I sat down with Attila Vrabecz, an experienced Q and KDB+ programmer, and we coded together for a couple of hours. We tackled a problem I’d previously coded with Morten in APL, to help me see what was different. There were many similarities – the workflow was the same for example – experimenting in the REPL before transferring the code into a more permanent, reusable form. I noticed Q has many more English words in it, fewer strange symbols, and Attila made more use of library functions than Morten did. It seems Q is designed to be approachable for a former SQL programmer, although once you scratch the surface, it’s much more like APL than SQL.
I gave a talk at the conference about TDD. My aim was to provoke discussion, and argued that writing automated tests using TDD is the best approach. I was definitely successful at sparking a discussion! Actually, it didn’t seem the idea that programmers should write automated tests for their code was all that controversial, especially amongst the more seasoned developers present. We got way more hung up on how large a chunk of code counts as a “unit”, for your unit test, and what clean code looks like in an array language. To my eye, their units are large and their clean code is terse.

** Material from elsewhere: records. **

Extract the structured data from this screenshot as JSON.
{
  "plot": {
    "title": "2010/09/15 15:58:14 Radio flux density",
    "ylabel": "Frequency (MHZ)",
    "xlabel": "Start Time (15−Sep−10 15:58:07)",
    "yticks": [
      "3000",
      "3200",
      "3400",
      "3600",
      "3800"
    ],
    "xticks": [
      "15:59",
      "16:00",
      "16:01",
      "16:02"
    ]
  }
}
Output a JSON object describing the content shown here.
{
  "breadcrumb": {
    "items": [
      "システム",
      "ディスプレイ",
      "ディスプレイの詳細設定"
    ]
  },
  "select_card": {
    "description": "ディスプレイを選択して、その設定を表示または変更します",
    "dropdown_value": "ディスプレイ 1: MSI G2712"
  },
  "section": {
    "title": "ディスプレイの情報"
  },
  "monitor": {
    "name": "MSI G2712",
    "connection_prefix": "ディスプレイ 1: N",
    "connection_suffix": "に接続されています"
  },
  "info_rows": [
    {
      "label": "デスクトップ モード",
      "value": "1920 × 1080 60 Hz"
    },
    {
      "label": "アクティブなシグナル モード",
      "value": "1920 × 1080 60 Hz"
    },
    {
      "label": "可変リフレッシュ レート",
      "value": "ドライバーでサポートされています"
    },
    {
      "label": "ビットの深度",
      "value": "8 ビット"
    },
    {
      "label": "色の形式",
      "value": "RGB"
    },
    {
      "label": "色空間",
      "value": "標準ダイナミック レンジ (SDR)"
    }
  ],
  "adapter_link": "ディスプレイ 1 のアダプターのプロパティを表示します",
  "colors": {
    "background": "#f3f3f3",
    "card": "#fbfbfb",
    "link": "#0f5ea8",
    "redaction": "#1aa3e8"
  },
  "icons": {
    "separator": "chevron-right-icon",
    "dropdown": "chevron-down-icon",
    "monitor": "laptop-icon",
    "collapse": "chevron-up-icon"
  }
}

A challenge for the future
Dave Thomas, former lead developer for the Eclipse project, and general software visionary, is also an APL and K programmer. He flew in for just one day of the conference, and his talk functioned as the keynote address for the week – it was a clear challenge to the Array Languages community.
Dave painted a vision for the future where people will be living in a sea of big data they don’t understand, and lack adequate tools to query. He sees a great opportunity for array languages, which are generally very good at handling large amounts of data.
He ended his talk with an ambitious challenge to this community to get its act together, start being seen as a credible alternative, and grow. I could only applaud and agree – I found his advice insightful, and I hope the array languages community will do as he suggests.
I spent one very pleasant evening chatting with a woman who is about to embark on her PhD in atmospheric science. She’s hoping to use array languages to help her create software models that will execute quickly on huge arrays of multi-dimensional climate data. Her work sounds fascinating, and I hope it’s a sign of array languages starting to be used beyond their traditional niche in finance.
So I’m leaving the conference carrying a huge tome entitled “A complete introduction to Dyalog APL”, some pieces of code I’ve written, and good intentions to study further. I do find it fascinating that even with the little I know of it, APL allows me to think about and solve a problem differently than I do in Python. I anticipate I’ll find plenty of people in the Array Languages community willing to help me if I do continue to try to learn it. They’re an opinionated, quirky, mature, gentle, yet small bunch of extremely skilled programmers, and I’m glad to have met and coded with them.